In a telegram to Kim Il-sung in 1958, Mao Zedong famously assured his ally that "the Chinese people and the Korean people depend on each other like lips and teeth and will stand together through thick and thin." These sentiments are rarely uttered with conviction these days. China's loyalty towards its provocative neighbour has been stretched to the limit in recent years, as evidenced in its punitive responses to Pyongyang’s nuclear tests in 2006 and 2009. With North Korea now in the throes of a leadership transition that could yet divide the Party and the military, the key determinant of the regime's survival will be whether or not its closest ally and chief benefactor is willing to stay the course.
Washington and Seoul are both entering an election year with incumbents facing uneasy economic times and sliding approval ratings. Despite alarm about North Korea's currently unchecked nuclear and missile programmes, neither government has the political capital to lay the necessary grand bargain – namely one that includes a peace treaty to end the Korean War – on Kim Jong-un’s table. Instead, as US diplomat Kurt Campbell indicated in Beijing on Thursday, both will be looking to China to urge restraint and a return to talks on denuclearisation. And with Beijing itself gearing towards a major government reshuffle in October, there are no guarantees. North Korea promises to be the first major foreign policy headache confronting the new set of leaders.
Beijing's reaction to the news of Kim Jong-il’s death gave an indication as to what to expect. The condolence message sent to Pyongyang was ostensibly one of reassurance, Kim Jong-il being described as a "close friend" of the Chinese people, and "Comrade Kim Jong-un" endorsed as his long-term successor. Significantly, when President Hu Jintao took the unusual step of visiting the DPRK embassy in Beijing to pay his respects in front of a national television crew, he was accompanied by, among others, the man who looks set to succeed him in October, Xi Jinping. And on the day of the funeral, a foreign ministry spokesman revealed that the Chinese ambassador to Pyongyang would be attending the funeral and memorial ceremony, despite North Korea's prior assertion that it would not receive foreign delegations for the event. For now at least, China and North Korea still stand together, albeit these days through gritted teeth.

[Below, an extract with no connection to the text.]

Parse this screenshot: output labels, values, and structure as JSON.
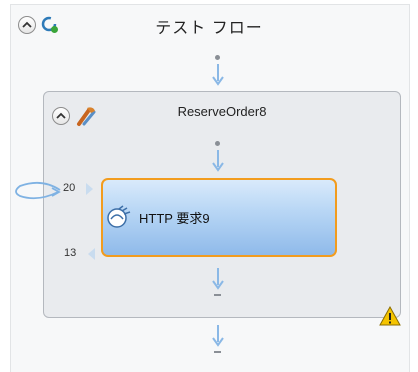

China’s position is shaped primarily by fear of instability at home; regime collapse next door would bring a surge of refugees over the border into northwest China. More alarming still, it would almost certainly lead to a dangerous loss of control over North Korea's stockpile of fissile materials, and could ultimately result in a permanent US military presence on China's border in a unified Korea. A failure to back Kim Jong-un at this critical moment could upset the apple cart, leaving the inexperienced leader isolated and unable to control the military or contain a complex and inevitably disastrous leadership struggle.
"The dear respected Kim Jong-un," read the Joint New Year’s editorial from North Korea’s top three newspapers, "is precisely the great Kim Jong-il." But the young Kim's credentials do not stand up to those of his father; amongst the plethora of titles bestowed on him in recent days, chairman of the National Defence Commission is not yet one of them. Inexperienced and ill-qualified he may be, but for the sake of stability Beijing will continue to throw its support behind him. Significant efforts to urge Pyongyang down a path of economic reform and denuclearisation will surely have to be put on hold until his position looks more secure.
There is a further factor behind Beijing’s continued commitment to Pyongyang which should not be overlooked. Whilst North Korea has long been dependent on China for food, energy and industrial assistance, the transactions these days are no longer one-way. A recent study found that China imported 8.42 million tons of minerals from North Korea between January and September last year to the tune of US $852 million, a threefold increase from 2010. With an estimated $6 trillion worth of untapped coal, iron ore, gold, and magnesite in the North, and resource-hungry China currently one of the only countries doing business there, commercial interests are now of real relevance in Beijing’s strategic calculus.
As in North Korea, the new leadership in China will be unlikely to deviate from the script set by its predecessors, at least not in its first year or so. With a swelling public debt problem, increasingly frequent and large-scale demonstrations against everything from labour laws to land reform, and elections due over the coming year in Taiwan and Hong Kong, Xi Jinping’s government will have plenty to keep it busy at home. Chastised for failing to publicly admonish the North for torpedoing a South Korean naval ship killing 46 sailors in March 2010, Beijing will be loathe to defend further North Korean provocations, such as a third nuclear test.
Should the North retain unity and cement Kim Jong-un's leadership in the eyes of the military and the people, a degree of normality might prevail. Under this scenario, Pyongyang and Beijing’s focus on their respective regime transitions, coupled with a lack of appetite in Washington for any politically risky deal-making, will mean that in 2012 we will see little progress towards a return to the six-party talks, as all sides retrench into stalemate. But, as usual, if the ground begins to shift in Pyongyang, all bets are off.